山本普乃(ゆきの)さんの、10回目の三味線コンサート「粋と賑わい」を拝聴しました。
ゆきのさんは、お座敷唄などのくだけた曲から長唄も、さらには現代・オリジナル曲等、ジャンルにとらわれず、幅広く演奏と作曲活動なさっていますが、得意になさっているのは、お座敷唄=小唄、端唄、俗曲などの、宴席で唄われる気軽な曲です。そういう曲の方が細棹三味線の魅力が出易いということのようです。

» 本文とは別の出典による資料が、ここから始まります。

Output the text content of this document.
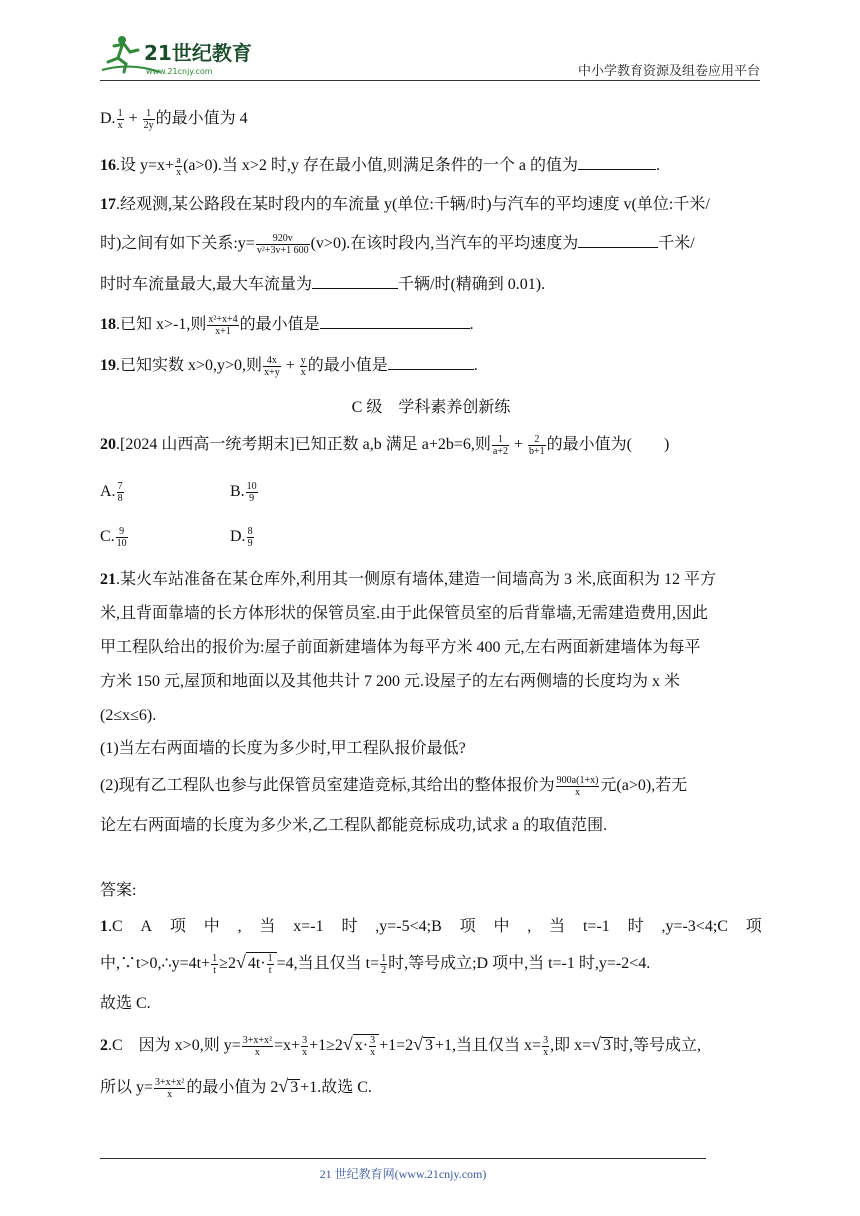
21世纪教育
www.21cnjy.com	中小学教育资源及组卷应用平台
D. $\frac{1}{x} + \frac{1}{2y}$ 的最小值为 4
16.设 $y=x+ \frac{a}{x} (a>0)$.当 x>2 时,y 存在最小值,则满足条件的一个 a 的值为	.
17.经观测,某公路段在某时段内的车流量 y(单位:千辆/时)与汽车的平均速度 v(单位:千米/
时)之间有如下关系:y= $\frac{920v}{\text{v²+3v+1 600}} (v>0)$.在该时段内,当汽车的平均速度为	千米/
时时车流量最大,最大车流量为	千辆/时(精确到 0.01).
18.已知 x>-1,则 $\frac{\text{x²+x+4}}{x+1}$ 的最小值是	.
19.已知实数 x>0,y>0,则 $\frac{4x}{x+y} + \frac{y}{x}$ 的最小值是	.
C 级　学科素养创新练
20.[2024 山西高一统考期末]已知正数 a,b 满足 a+2b=6,则 $\frac{1}{a+2} + \frac{2}{b+1}$ 的最小值为(　　)
A. $\frac{7}{8}$	B. $\frac{10}{9}$
C. $\frac{9}{10}$	D. $\frac{8}{9}$
21.某火车站准备在某仓库外,利用其一侧原有墙体,建造一间墙高为 3 米,底面积为 12 平方
米,且背面靠墙的长方体形状的保管员室.由于此保管员室的后背靠墙,无需建造费用,因此
甲工程队给出的报价为:屋子前面新建墙体为每平方米 400 元,左右两面新建墙体为每平
方米 150 元,屋顶和地面以及其他共计 7 200 元.设屋子的左右两侧墙的长度均为 x 米
(2≤x≤6).
(1)当左右两面墙的长度为多少时,甲工程队报价最低?
(2)现有乙工程队也参与此保管员室建造竞标,其给出的整体报价为 $\frac{900a(1+x)}{x}$ 元(a>0),若无
论左右两面墙的长度为多少米,乙工程队都能竞标成功,试求 a 的取值范围.
答案:
1.C A 项 中 , 当 x=-1 时 ,y=-5<4;B 项 中 , 当 t=-1 时 ,y=-3<4;C 项
中,∵t>0,∴y=4t+ $\frac{1}{t} \ge 2√$ $4t\cdot \frac{1}{t} =4$,当且仅当 $t= \frac{1}{2}$ 时,等号成立;D 项中,当 t=-1 时,y=-2<4.
故选 C.
2.C　因为 x>0,则 $y= \frac{\text{3+x+x²}}{x} =x+ \frac{3}{x} +1\ge 2√$ $x\cdot \frac{3}{x} +1=2√$ 3 +1,当且仅当 $x= \frac{3}{x}$ ,即 x=√ 3 时,等号成立,
所以 $y= \frac{\text{3+x+x²}}{x}$ 的最小值为 2√ 3 +1.故选 C.
21 世纪教育网(www.21cnjy.com)
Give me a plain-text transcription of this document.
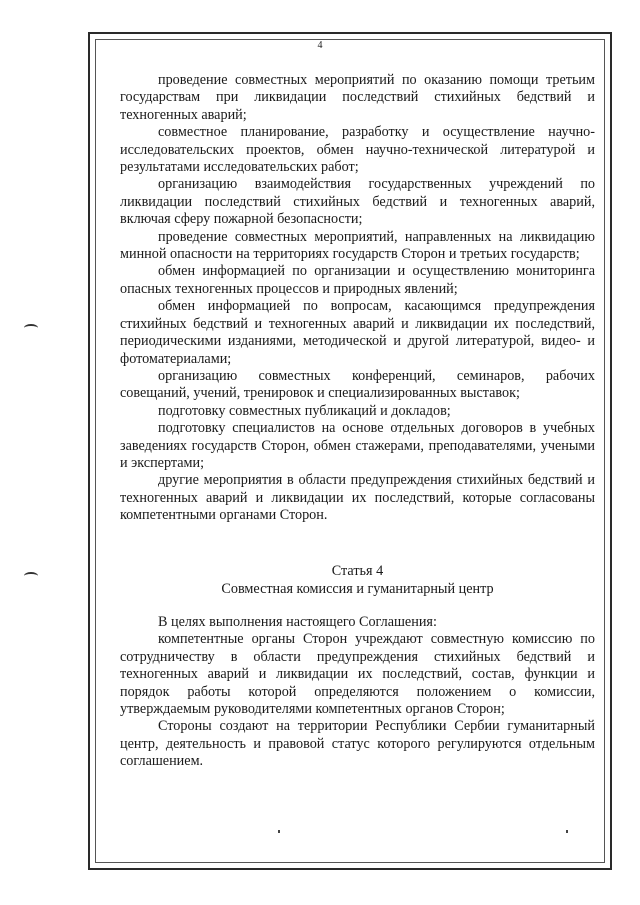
4

проведение совместных мероприятий по оказанию помощи третьим государствам при ликвидации последствий стихийных бедствий и техногенных аварий;

совместное планирование, разработку и осуществление научно-исследовательских проектов, обмен научно-технической литературой и результатами исследовательских работ;

организацию взаимодействия государственных учреждений по ликвидации последствий стихийных бедствий и техногенных аварий, включая сферу пожарной безопасности;

проведение совместных мероприятий, направленных на ликвидацию минной опасности на территориях государств Сторон и третьих государств;

обмен информацией по организации и осуществлению мониторинга опасных техногенных процессов и природных явлений;

обмен информацией по вопросам, касающимся предупреждения стихийных бедствий и техногенных аварий и ликвидации их последствий, периодическими изданиями, методической и другой литературой, видео- и фотоматериалами;

организацию совместных конференций, семинаров, рабочих совещаний, учений, тренировок и специализированных выставок;

подготовку совместных публикаций и докладов;

подготовку специалистов на основе отдельных договоров в учебных заведениях государств Сторон, обмен стажерами, преподавателями, учеными и экспертами;

другие мероприятия в области предупреждения стихийных бедствий и техногенных аварий и ликвидации их последствий, которые согласованы компетентными органами Сторон.

Статья 4
Совместная комиссия и гуманитарный центр

В целях выполнения настоящего Соглашения:

компетентные органы Сторон учреждают совместную комиссию по сотрудничеству в области предупреждения стихийных бедствий и техногенных аварий и ликвидации их последствий, состав, функции и порядок работы которой определяются положением о комиссии, утверждаемым руководителями компетентных органов Сторон;

Стороны создают на территории Республики Сербии гуманитарный центр, деятельность и правовой статус которого регулируются отдельным соглашением.
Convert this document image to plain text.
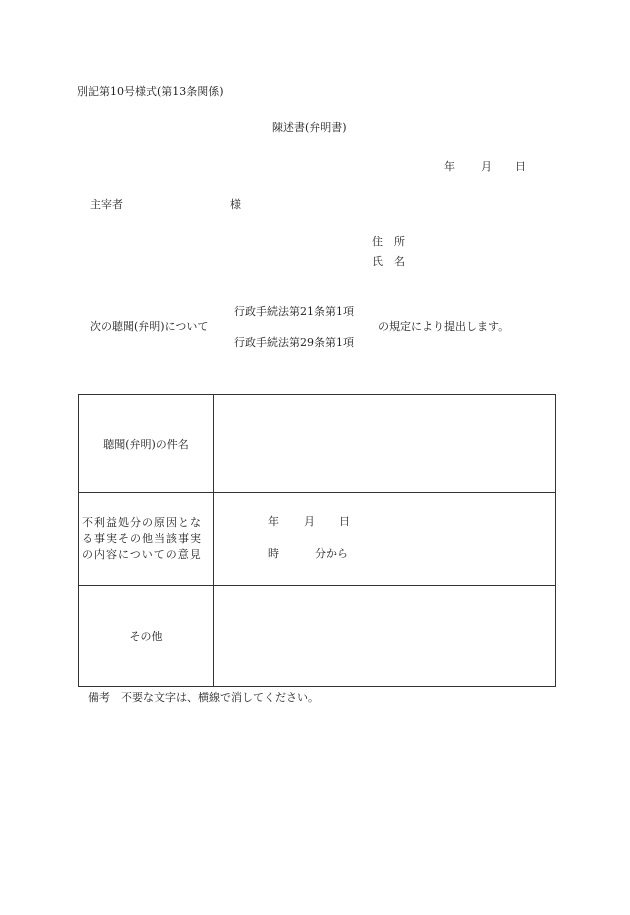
別記第10号様式(第13条関係)
陳述書(弁明書)
年 月 日
主宰者	様
住　所
氏　名
次の聴聞(弁明)について
行政手続法第21条第1項
行政手続法第29条第1項
の規定により提出します。
聴聞(弁明)の件名
不利益処分の原因となる事実その他当該事実の内容についての意見
年 月 日
時	分から
その他
備考　不要な文字は、横線で消してください。
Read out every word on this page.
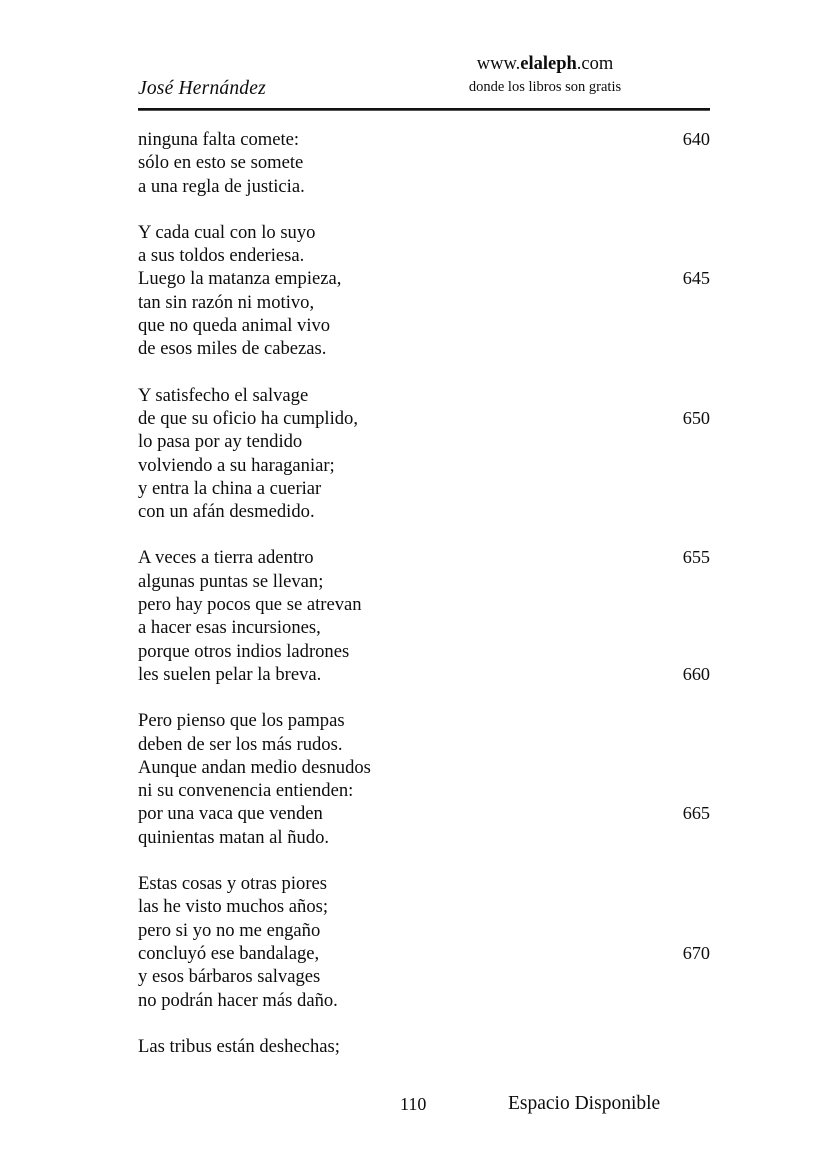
José Hernández
www.elaleph.com
donde los libros son gratis
ninguna falta comete:	640
sólo en esto se somete
a una regla de justicia.
Y cada cual con lo suyo
a sus toldos enderiesa.
Luego la matanza empieza,	645
tan sin razón ni motivo,
que no queda animal vivo
de esos miles de cabezas.
Y satisfecho el salvage
de que su oficio ha cumplido,	650
lo pasa por ay tendido
volviendo a su haraganiar;
y entra la china a cueriar
con un afán desmedido.
A veces a tierra adentro	655
algunas puntas se llevan;
pero hay pocos que se atrevan
a hacer esas incursiones,
porque otros indios ladrones
les suelen pelar la breva.	660
Pero pienso que los pampas
deben de ser los más rudos.
Aunque andan medio desnudos
ni su convenencia entienden:
por una vaca que venden	665
quinientas matan al ñudo.
Estas cosas y otras piores
las he visto muchos años;
pero si yo no me engaño
concluyó ese bandalage,	670
y esos bárbaros salvages
no podrán hacer más daño.
Las tribus están deshechas;
110	Espacio Disponible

そんな曲の内、今回は「浅草詣り」という俗曲が採り上げられていました。歌詞は・・・
浅草詣り 蔵前通れば 隅田の風に どんどこどんどこ
笛太鼓 国技館 横綱関取衆の晴れ姿
永井兵助居合抜・・・
「永井兵助」と聞いて、お恥ずかしいことに私も一瞬何のことか分からなかったのですが、これは、戦前まで浅草名物とされていた、テキ屋あるいは香具師(やし)のことでした。
居合抜は余興でして、それで通行人の耳目をひいて歯磨き粉を売ります。「長井」と書く場合もあるようです。車寅次郎が全国をまわっていたので、テキ屋というと全国をまわるものと思いがちですが、定住型のテキ屋もいたわけです。
浅草では戦後すぐまで香具師がいて、その時代を覚えている人にとっては、浅草の音というと香具師の声色を思い出す方もいますね。私の世代ではリアルには聞いていませんが、こういう形で土地の音の記憶の一つを、思い出すことが出来ました。